Построение новой целостной концепции человека может осуществиться при условии иного подхода, строящегося на радикальной трансформации понимания живого и неживого, человеческого и нечеловеческого. Закономерно возникает проблема репрезентации: рассматривая все виды знаков, мы все равно помещаем их исключительно в человеческую картину мира, считаем, что знаками пользуются люди, хотя знаки могут быть внелингвистическими. То есть, когда мы пытаемся понять отличительные черты человека с помощью исключительно человеческих понятий, мы интерпретируем мир только через наш опыт, таким образом оказываясь в западне. Ясно, что в данном случае критике подвержена философская программа, которая строит философскую антропологию исключительно на антропоцентрической основе. Уместно вспомнить интенцию Ж. Деррида, его проект грамматологии, который заключается в попытке разрушения логоцентризма как «метафизики присутствия». Знание, которое все время мелькает, оставляя след присутствия, и доказывает, что присутствие есть лишь его иллюзия, а не полнота смыслов. Однако отказ от центра-ции - трудное предприятие, его (логоцентризма) живучесть в западной мысли состоит в том, что любая критика логоцентризма опирается на логоцентриче-ские понятия.
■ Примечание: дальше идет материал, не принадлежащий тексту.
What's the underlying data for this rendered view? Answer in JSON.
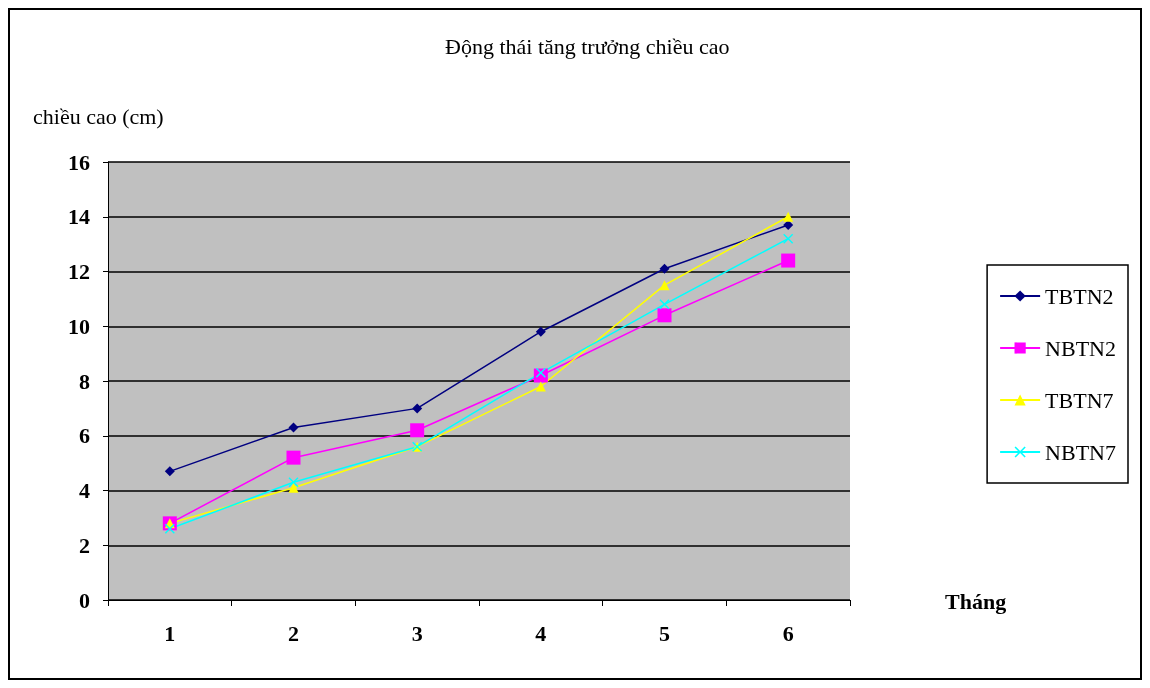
{
  "chart_data": {
    "type": "line",
    "title": "Động thái tăng trưởng chiều cao",
    "ylabel": "chiều cao (cm)",
    "xlabel": "Tháng",
    "categories": [
      "1",
      "2",
      "3",
      "4",
      "5",
      "6"
    ],
    "series": [
      {
        "name": "TBTN2",
        "color": "#000080",
        "marker": "diamond",
        "values": [
          4.7,
          6.3,
          7.0,
          9.8,
          12.1,
          13.7
        ]
      },
      {
        "name": "NBTN2",
        "color": "#ff00ff",
        "marker": "square",
        "values": [
          2.8,
          5.2,
          6.2,
          8.2,
          10.4,
          12.4
        ]
      },
      {
        "name": "TBTN7",
        "color": "#ffff00",
        "marker": "triangle",
        "values": [
          2.8,
          4.1,
          5.6,
          7.8,
          11.5,
          14.0
        ]
      },
      {
        "name": "NBTN7",
        "color": "#00ffff",
        "marker": "cross",
        "values": [
          2.6,
          4.3,
          5.6,
          8.3,
          10.8,
          13.2
        ]
      }
    ],
    "ylim": [
      0,
      16
    ],
    "yticks": [
      0,
      2,
      4,
      6,
      8,
      10,
      12,
      14,
      16
    ],
    "grid": "y",
    "legend": "right"
  }
}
Повторимся, в процесс репрезентации мира вплетены не только лингвистические, символические и основанные на общепринятых достоверно-стях нечеловеческие формы жизни, но и те, что выходят за пределы языка (те же звуковые образы). Идея отказа от тезиса единства звука и смысла Дер-рида здесь как нельзя кстати.
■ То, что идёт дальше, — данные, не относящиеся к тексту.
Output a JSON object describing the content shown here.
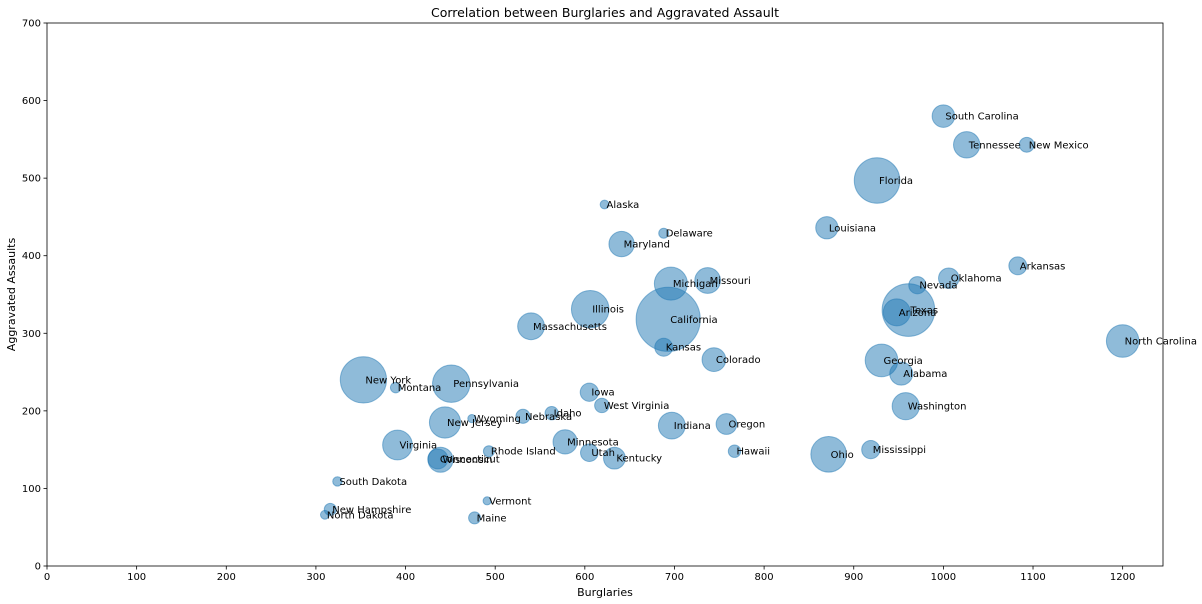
{
  "chart_data": {
    "type": "scatter",
    "title": "Correlation between Burglaries and Aggravated Assault",
    "xlabel": "Burglaries",
    "ylabel": "Aggravated Assaults",
    "xlim": [
      0,
      1245
    ],
    "ylim": [
      0,
      700
    ],
    "xticks": [
      0,
      100,
      200,
      300,
      400,
      500,
      600,
      700,
      800,
      900,
      1000,
      1100,
      1200
    ],
    "yticks": [
      0,
      100,
      200,
      300,
      400,
      500,
      600,
      700
    ],
    "grid": false,
    "bubble_color": "#1f77b4",
    "bubble_alpha": 0.5,
    "points": [
      {
        "label": "Alabama",
        "x": 953,
        "y": 248,
        "size": 4.8
      },
      {
        "label": "Alaska",
        "x": 622,
        "y": 466,
        "size": 0.7
      },
      {
        "label": "Arizona",
        "x": 948,
        "y": 327,
        "size": 6.6
      },
      {
        "label": "Arkansas",
        "x": 1083,
        "y": 387,
        "size": 2.9
      },
      {
        "label": "California",
        "x": 693,
        "y": 318,
        "size": 37.3
      },
      {
        "label": "Colorado",
        "x": 744,
        "y": 266,
        "size": 5.1
      },
      {
        "label": "Connecticut",
        "x": 436,
        "y": 138,
        "size": 3.6
      },
      {
        "label": "Delaware",
        "x": 688,
        "y": 429,
        "size": 0.9
      },
      {
        "label": "Florida",
        "x": 926,
        "y": 497,
        "size": 18.8
      },
      {
        "label": "Georgia",
        "x": 931,
        "y": 265,
        "size": 9.7
      },
      {
        "label": "Hawaii",
        "x": 767,
        "y": 148,
        "size": 1.4
      },
      {
        "label": "Idaho",
        "x": 563,
        "y": 197,
        "size": 1.6
      },
      {
        "label": "Illinois",
        "x": 606,
        "y": 331,
        "size": 12.8
      },
      {
        "label": "Indiana",
        "x": 697,
        "y": 181,
        "size": 6.5
      },
      {
        "label": "Iowa",
        "x": 605,
        "y": 224,
        "size": 3.0
      },
      {
        "label": "Kansas",
        "x": 688,
        "y": 282,
        "size": 2.9
      },
      {
        "label": "Kentucky",
        "x": 633,
        "y": 139,
        "size": 4.3
      },
      {
        "label": "Louisiana",
        "x": 870,
        "y": 436,
        "size": 4.5
      },
      {
        "label": "Maine",
        "x": 477,
        "y": 62,
        "size": 1.3
      },
      {
        "label": "Maryland",
        "x": 641,
        "y": 415,
        "size": 5.8
      },
      {
        "label": "Massachusetts",
        "x": 540,
        "y": 309,
        "size": 6.5
      },
      {
        "label": "Michigan",
        "x": 696,
        "y": 364,
        "size": 9.9
      },
      {
        "label": "Minnesota",
        "x": 578,
        "y": 160,
        "size": 5.3
      },
      {
        "label": "Mississippi",
        "x": 919,
        "y": 150,
        "size": 3.0
      },
      {
        "label": "Missouri",
        "x": 737,
        "y": 368,
        "size": 6.0
      },
      {
        "label": "Montana",
        "x": 389,
        "y": 230,
        "size": 1.0
      },
      {
        "label": "Nebraska",
        "x": 531,
        "y": 193,
        "size": 1.8
      },
      {
        "label": "Nevada",
        "x": 971,
        "y": 362,
        "size": 2.7
      },
      {
        "label": "New Hampshire",
        "x": 316,
        "y": 73,
        "size": 1.3
      },
      {
        "label": "New Jersey",
        "x": 444,
        "y": 185,
        "size": 8.8
      },
      {
        "label": "New Mexico",
        "x": 1093,
        "y": 543,
        "size": 2.0
      },
      {
        "label": "New York",
        "x": 353,
        "y": 240,
        "size": 19.4
      },
      {
        "label": "North Carolina",
        "x": 1200,
        "y": 290,
        "size": 9.6
      },
      {
        "label": "North Dakota",
        "x": 310,
        "y": 66,
        "size": 0.7
      },
      {
        "label": "Ohio",
        "x": 872,
        "y": 144,
        "size": 11.5
      },
      {
        "label": "Oklahoma",
        "x": 1006,
        "y": 371,
        "size": 3.8
      },
      {
        "label": "Oregon",
        "x": 758,
        "y": 183,
        "size": 3.9
      },
      {
        "label": "Pennsylvania",
        "x": 451,
        "y": 235,
        "size": 12.7
      },
      {
        "label": "Rhode Island",
        "x": 493,
        "y": 148,
        "size": 1.1
      },
      {
        "label": "South Carolina",
        "x": 1000,
        "y": 580,
        "size": 4.6
      },
      {
        "label": "South Dakota",
        "x": 324,
        "y": 109,
        "size": 0.8
      },
      {
        "label": "Tennessee",
        "x": 1026,
        "y": 543,
        "size": 6.3
      },
      {
        "label": "Texas",
        "x": 961,
        "y": 330,
        "size": 25.1
      },
      {
        "label": "Utah",
        "x": 605,
        "y": 146,
        "size": 2.8
      },
      {
        "label": "Vermont",
        "x": 491,
        "y": 84,
        "size": 0.6
      },
      {
        "label": "Virginia",
        "x": 391,
        "y": 156,
        "size": 8.0
      },
      {
        "label": "Washington",
        "x": 958,
        "y": 206,
        "size": 6.7
      },
      {
        "label": "West Virginia",
        "x": 619,
        "y": 207,
        "size": 1.9
      },
      {
        "label": "Wisconsin",
        "x": 439,
        "y": 137,
        "size": 5.7
      },
      {
        "label": "Wyoming",
        "x": 474,
        "y": 190,
        "size": 0.6
      }
    ]
  }
}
Э. Кон обращается не только к руна-пума, но и к обезьянам, лесным духам, собакам, пролетавшим кукушкам - к частям этого мира, которые

выявляют его различные элементы, динамику и свойства. Тем самым он пытается дать ответ на вопрос: какие открытия о природе мира мы можем сделать, присмотревшись к определенным взаимодействиям? Кажется, что для Кона, как и для Агамбена, поиск ответа и выход из «антропологической машины» состоит в «выставлении напоказ центральной пустоты, зияния, которое в человеке, - отделяет человека от животного» [4, с.108]. Этнографическое исследование Кона базируется на том, что люди и нечеловеческие существа пользуются знаками, которые вовсе не обязательно являются символическими, то есть общепринятыми, а также показывает, как эти знаки нельзя безоговорочно отнести к категории символического. Так как между человеческим миром и миром животных существует некий язык, который не построен на символическом, в нем нет общепринятых канонов. Зазор, образующий онтологическую пустоту между мирами, обнаруживается в абстрагировании от конвенционального знака. Рассмотреть отличные несимволические свойства других семиотических форм и стало целью его исследования.
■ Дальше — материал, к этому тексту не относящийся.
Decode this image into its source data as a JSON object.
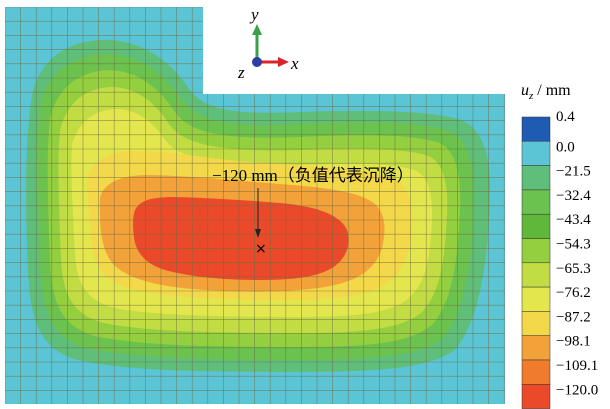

Э. Кон обозначает идею того, что все существа, включая нечеловеческие, в своей основе семиотичны, как и любая жизнь, любой семиозис. Следовательно, жизнь и мысль во многом одно и то же: жизнь мыслит - мысль жива. «Мы - не единственный вид «нас», - пишет Кон [4, с.6]. И более того, мы обязаны нечеловеческим существам, так как человек дорого заплатил за свое существование. «Со смертью животного начинается человек», - утверждает Гегель, и эта мысль подразумевает язык.

Собственно, идея Кона - стремление к взаимодействию с другими -должна стать человеческой экзистенцией. А по мысли Агамбена, животные могут представлять собой «голую жизнь» и, согласно интенции Деррида, быть другими пришедшими (d' autres venues): «И во время этого посещения, Господь объявляет других гостей [других пришедших], других обитателей, в общем, других посетителей». ("And during this visitation, Yahweh announces other arrivals [d' autres venues], other hôtes, in sum, other visits or visitations") [5, с.372]. Кто же, собственно, эти пришедшие или неизвестные гости - мы или животные?

Кон пишет: «Чтобы не стать мясом, мы должны посмотреть на ягуара в ответ. Эта встреча меняет нас: мы становимся чем-то новым, приобретаем новое естество, которое становится связанным с этим хищником, видящим в нас, к счастью, другого хищника, а не мясо» [4, с.13]. Руна-пума - это и боги, вещающие через тело коровы, и индейцы в теле ягуаров, и ягуары в одежде белых людей. Как нам разобраться в руна-пума, этом странно-нечеловеческом и в то же время вполне человеческом создании? Удивительным образом за тем, чтобы познакомиться с руна-пума, в Африку ехать необязательно. Достаточно взять альбом Дэвида Боуи «Diamond Dogs» и увидеть на обложке растянутого певца - наполовину немецкого дога, наполовину человека, а в композиции «Future Legend» этого же альбома поверх мелодии расслышать волчий вой. Или же трансгрессия Бьорк, которая ее постоянными причудливыми видоизменениями, манерой исполнения и проговариванием мифа напоминает шаманство и заклинательство. Эдуарду Вивейруш в работе «Каннибальские метафизики. Рубежи постструктурной антропологии» пишет, что шаману «нужно переходить от одной точки зрения к другой, трансформироваться в животное, чтобы получить возможность трансфор-

мировать животное в человека, и наоборот» [2, с.216]. Шаман - это мост, он воплощает и устанавливает связь между иным миром и миром людей с целью уладить отношения между ними. Переходя телесные границы, занимая позицию Другого, шаман видит нечеловеческие существа так, как они видят самих себя (то есть как людей).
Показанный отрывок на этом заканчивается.